Affine transformations preserve ratios on a segment. Hence every trisection point of a side of $Q$ is mapped to the corresponding trisection point of the corresponding side of $ABCD$. Since affine transformations also map segments to segments, each connecting segment in the construction for $Q$ is mapped to the corresponding connecting segment in the construction for $ABCD$.

Consequently, the middle quadrilateral constructed inside $ABCD$ is precisely the image under $T$ of the middle square constructed inside $Q$.

Let $S_{\text{mid}}$ and $S_{ABCD}$ denote the areas of the middle quadrilateral and of $ABCD$. If $\det T$ is the determinant of the linear part of $T$, then every area is multiplied by the factor $|\det T|$. Therefore

$$\frac{S_{\text{mid}}}{S_{ABCD}} = \frac{|\det T|\cdot (\text{area of middle square})} {|\det T|\cdot (\text{area of }Q)} = \frac{1}{9}.$$

Hence

$$S_{\text{mid}}=\frac1{9}S_{ABCD}.$$

The area of the middle quadrilateral is therefore nine times smaller than the area of $ABCD$. This completes the proof.

Verification of Key Steps

For the square, the four connecting segments are exactly the lines

$$x=\frac13,\quad x=\frac23,\quad y=\frac13,\quad y=\frac23.$$

A common mistake is to assume this without checking which trisection points are connected. The corresponding points on opposite vertical sides have equal heights, so the connecting segments are horizontal. Likewise, the corresponding points on opposite horizontal sides have equal abscissas, so the connecting segments are vertical.

For preservation of trisection points, let $P$ divide $XY$ in the ratio $1:2$. Then

$$P=\frac23X+\frac13Y.$$

For an affine map $T$,

$$T(P) = \frac23T(X)+\frac13T(Y),$$

which is the point dividing $T(X)T(Y)$ in the same ratio. The construction is therefore transported exactly.

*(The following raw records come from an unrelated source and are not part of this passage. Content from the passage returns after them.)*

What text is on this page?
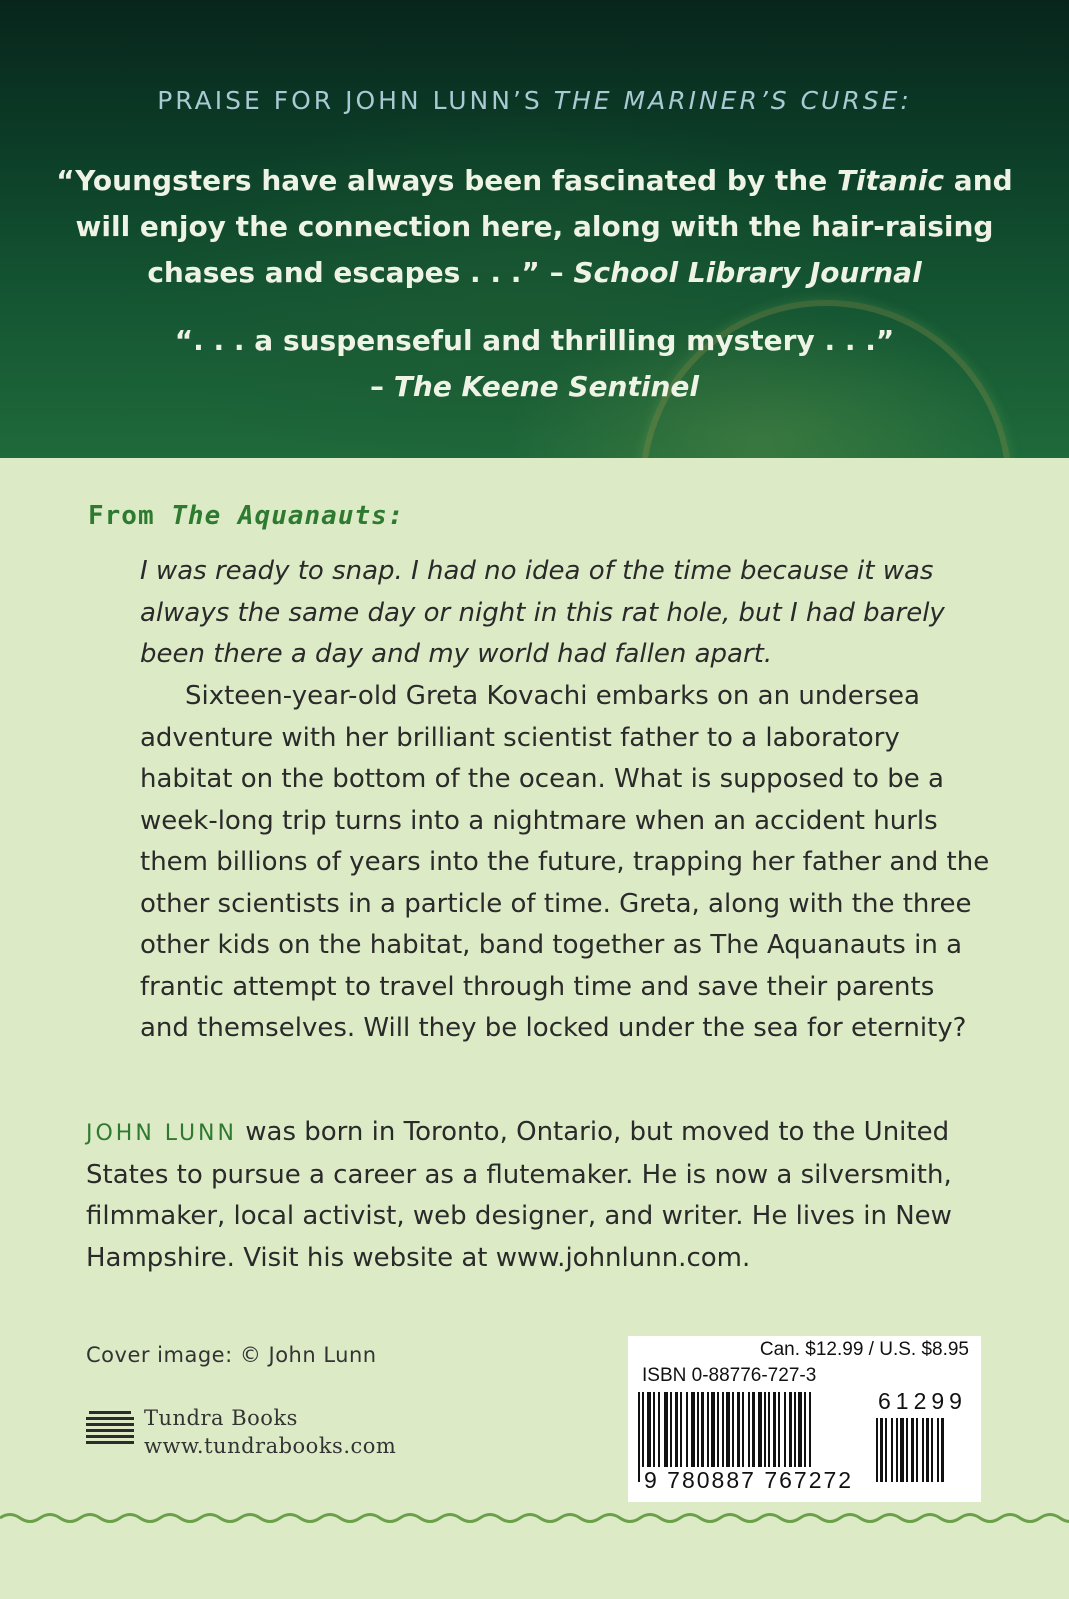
PRAISE FOR JOHN LUNN’S THE MARINER’S CURSE:

“Youngsters have always been fascinated by the Titanic and
will enjoy the connection here, along with the hair-raising
chases and escapes . . .” – School Library Journal

“. . . a suspenseful and thrilling mystery . . .”
– The Keene Sentinel

From The Aquanauts:

I was ready to snap. I had no idea of the time because it was always the same day or night in this rat hole, but I had barely been there a day and my world had fallen apart.

Sixteen-year-old Greta Kovachi embarks on an undersea adventure with her brilliant scientist father to a laboratory habitat on the bottom of the ocean. What is supposed to be a week-long trip turns into a nightmare when an accident hurls them billions of years into the future, trapping her father and the other scientists in a particle of time. Greta, along with the three other kids on the habitat, band together as The Aquanauts in a frantic attempt to travel through time and save their parents and themselves. Will they be locked under the sea for eternity?

JOHN LUNN was born in Toronto, Ontario, but moved to the United States to pursue a career as a flutemaker. He is now a silversmith, filmmaker, local activist, web designer, and writer. He lives in New Hampshire. Visit his website at www.johnlunn.com.

Cover image: © John Lunn

Tundra Books

www.tundrabooks.com

Can. $12.99 / U.S. $8.95

ISBN 0-88776-727-3

61299

9 780887 767272
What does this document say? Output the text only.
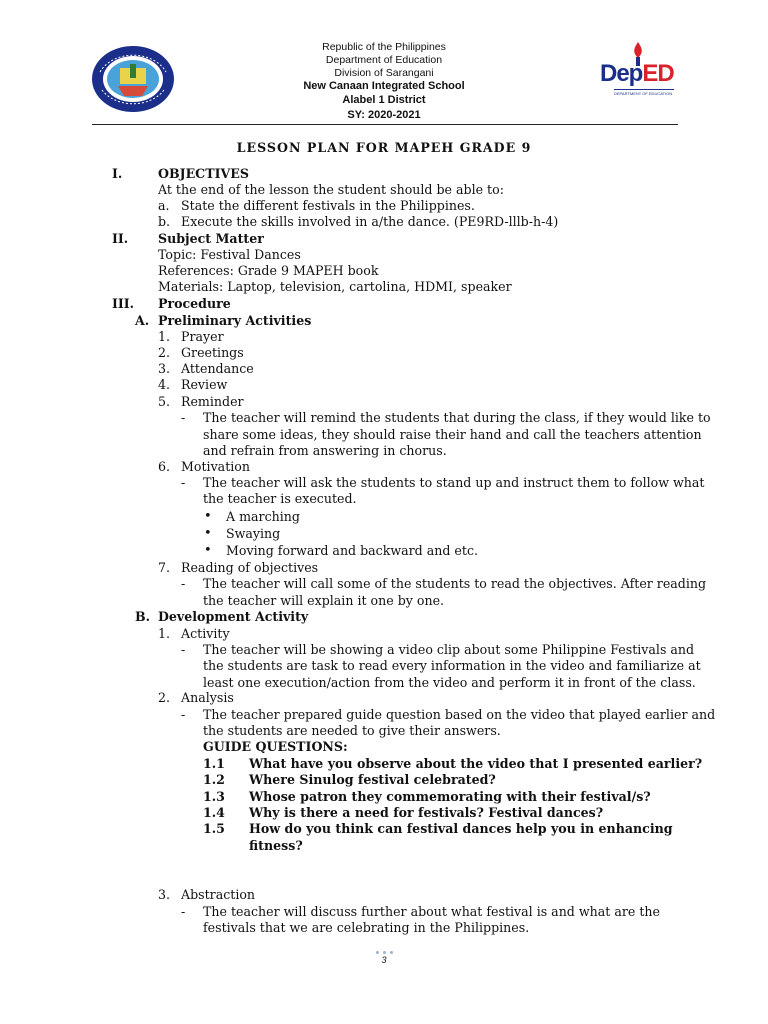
Republic of the Philippines
Department of Education
Division of Sarangani
New Canaan Integrated School
Alabel 1 District
SY: 2020-2021
DepED
DEPARTMENT OF EDUCATION
LESSON PLAN FOR MAPEH GRADE 9
I.	OBJECTIVES
At the end of the lesson the student should be able to:
a. State the different festivals in the Philippines.
b. Execute the skills involved in a/the dance. (PE9RD-lllb-h-4)
II. Subject Matter
Topic: Festival Dances
References: Grade 9 MAPEH book
Materials: Laptop, television, cartolina, HDMI, speaker
III. Procedure
A. Preliminary Activities
1. Prayer
2. Greetings
3. Attendance
4. Review
5. Reminder
- The teacher will remind the students that during the class, if they would like to
share some ideas, they should raise their hand and call the teachers attention
and refrain from answering in chorus.
6. Motivation
- The teacher will ask the students to stand up and instruct them to follow what
the teacher is executed.
• A marching
• Swaying
• Moving forward and backward and etc.
7. Reading of objectives
- The teacher will call some of the students to read the objectives. After reading
the teacher will explain it one by one.
B. Development Activity
1. Activity
- The teacher will be showing a video clip about some Philippine Festivals and
the students are task to read every information in the video and familiarize at
least one execution/action from the video and perform it in front of the class.
2. Analysis
- The teacher prepared guide question based on the video that played earlier and
the students are needed to give their answers.
GUIDE QUESTIONS:
1.1 What have you observe about the video that I presented earlier?
1.2 Where Sinulog festival celebrated?
1.3 Whose patron they commemorating with their festival/s?
1.4 Why is there a need for festivals? Festival dances?
1.5 How do you think can festival dances help you in enhancing
fitness?
3. Abstraction
- The teacher will discuss further about what festival is and what are the
festivals that we are celebrating in the Philippines.
3
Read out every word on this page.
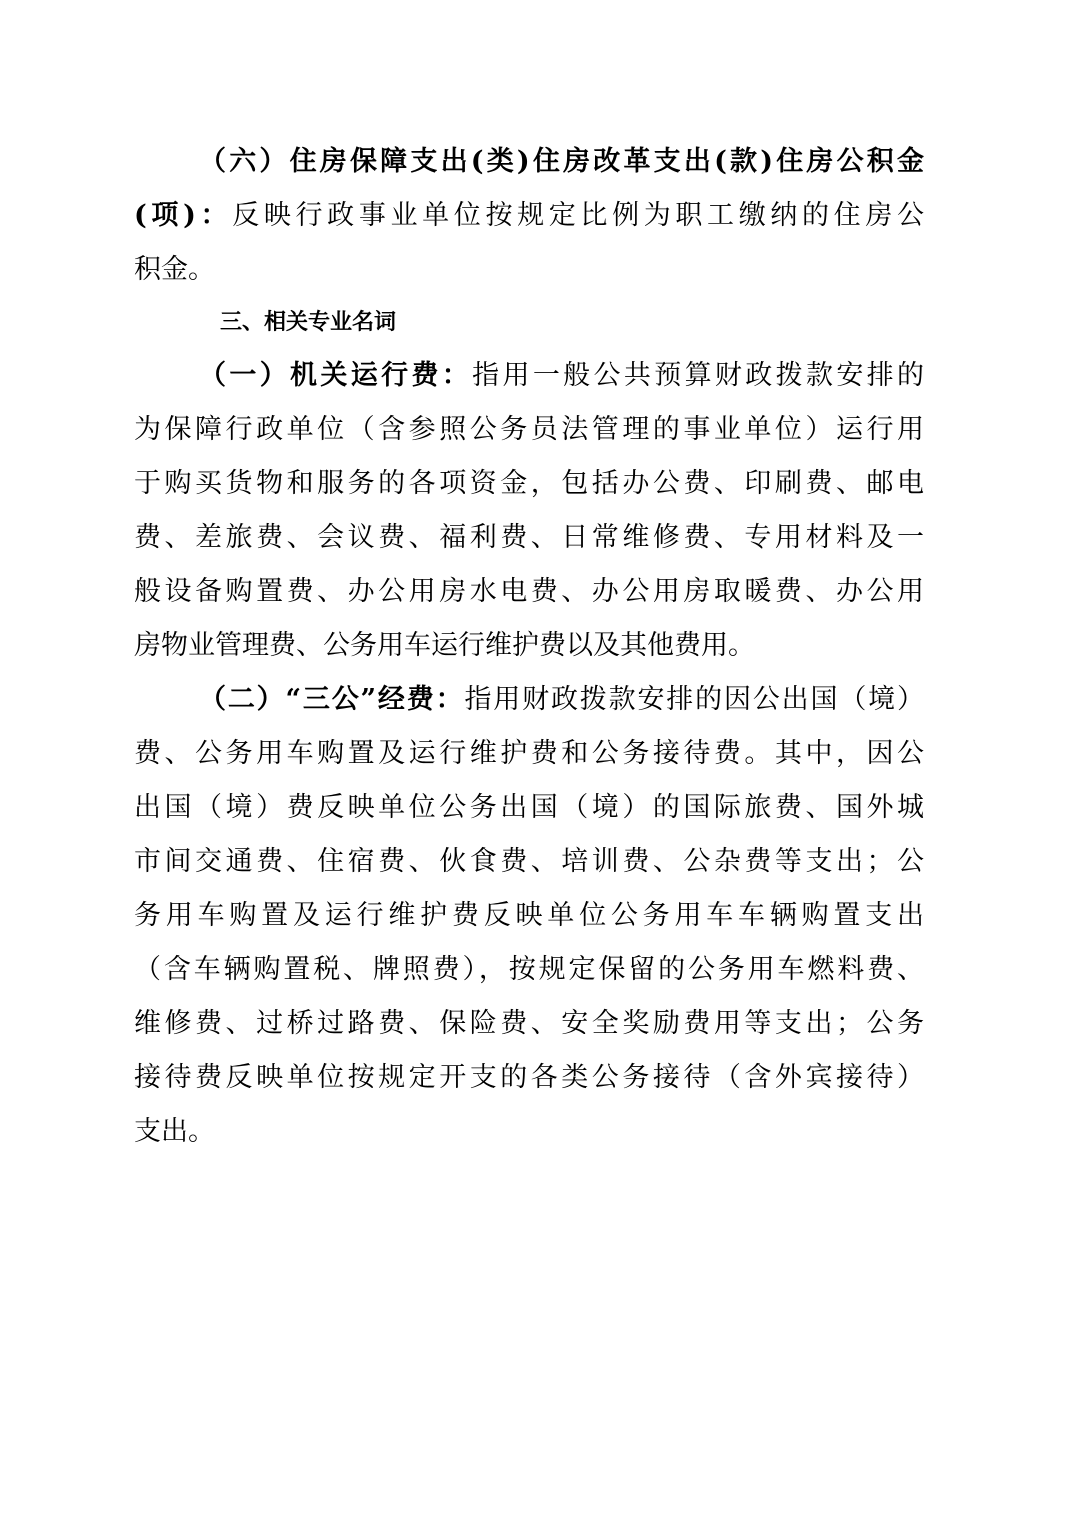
（六）住房保障支出(类)住房改革支出(款)住房公积金
(项)：反映行政事业单位按规定比例为职工缴纳的住房公
积金。
三、相关专业名词
（一）机关运行费：指用一般公共预算财政拨款安排的
为保障行政单位（含参照公务员法管理的事业单位）运行用
于购买货物和服务的各项资金，包括办公费、印刷费、邮电
费、差旅费、会议费、福利费、日常维修费、专用材料及一
般设备购置费、办公用房水电费、办公用房取暖费、办公用
房物业管理费、公务用车运行维护费以及其他费用。
（二）“三公”经费：指用财政拨款安排的因公出国（境）
费、公务用车购置及运行维护费和公务接待费。其中，因公
出国（境）费反映单位公务出国（境）的国际旅费、国外城
市间交通费、住宿费、伙食费、培训费、公杂费等支出；公
务用车购置及运行维护费反映单位公务用车车辆购置支出
（含车辆购置税、牌照费），按规定保留的公务用车燃料费、
维修费、过桥过路费、保险费、安全奖励费用等支出；公务
接待费反映单位按规定开支的各类公务接待（含外宾接待）
支出。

For preservation of area ratios, if two figures have areas $S_1$ and $S_2$, then after an affine transformation with determinant $d\neq0$ their areas become $|d|S_1$ and $|d|S_2$. Thus

$$\frac{|d|S_1}{|d|S_2} = \frac{S_1}{S_2}.$$

The factor cancels, so the ratio $1/9$ found for the square remains unchanged.

Alternative Approaches

A direct coordinate proof is possible. Place the quadrilateral in affine coordinates with

$$A=(0,0),\quad B=(1,0),\quad D=(0,1),\quad C=(u,v).$$

The equations of the four connecting segments can then be written explicitly from the coordinates of the trisection points. Solving for their intersections yields the vertices of the middle quadrilateral, and a determinant computation shows that its area equals one ninth of the area of $ABCD$.

The affine approach is preferable because the construction itself is affine. Once the ratio is computed in the square, all further calculations disappear, and the result follows from general properties of affine transformations.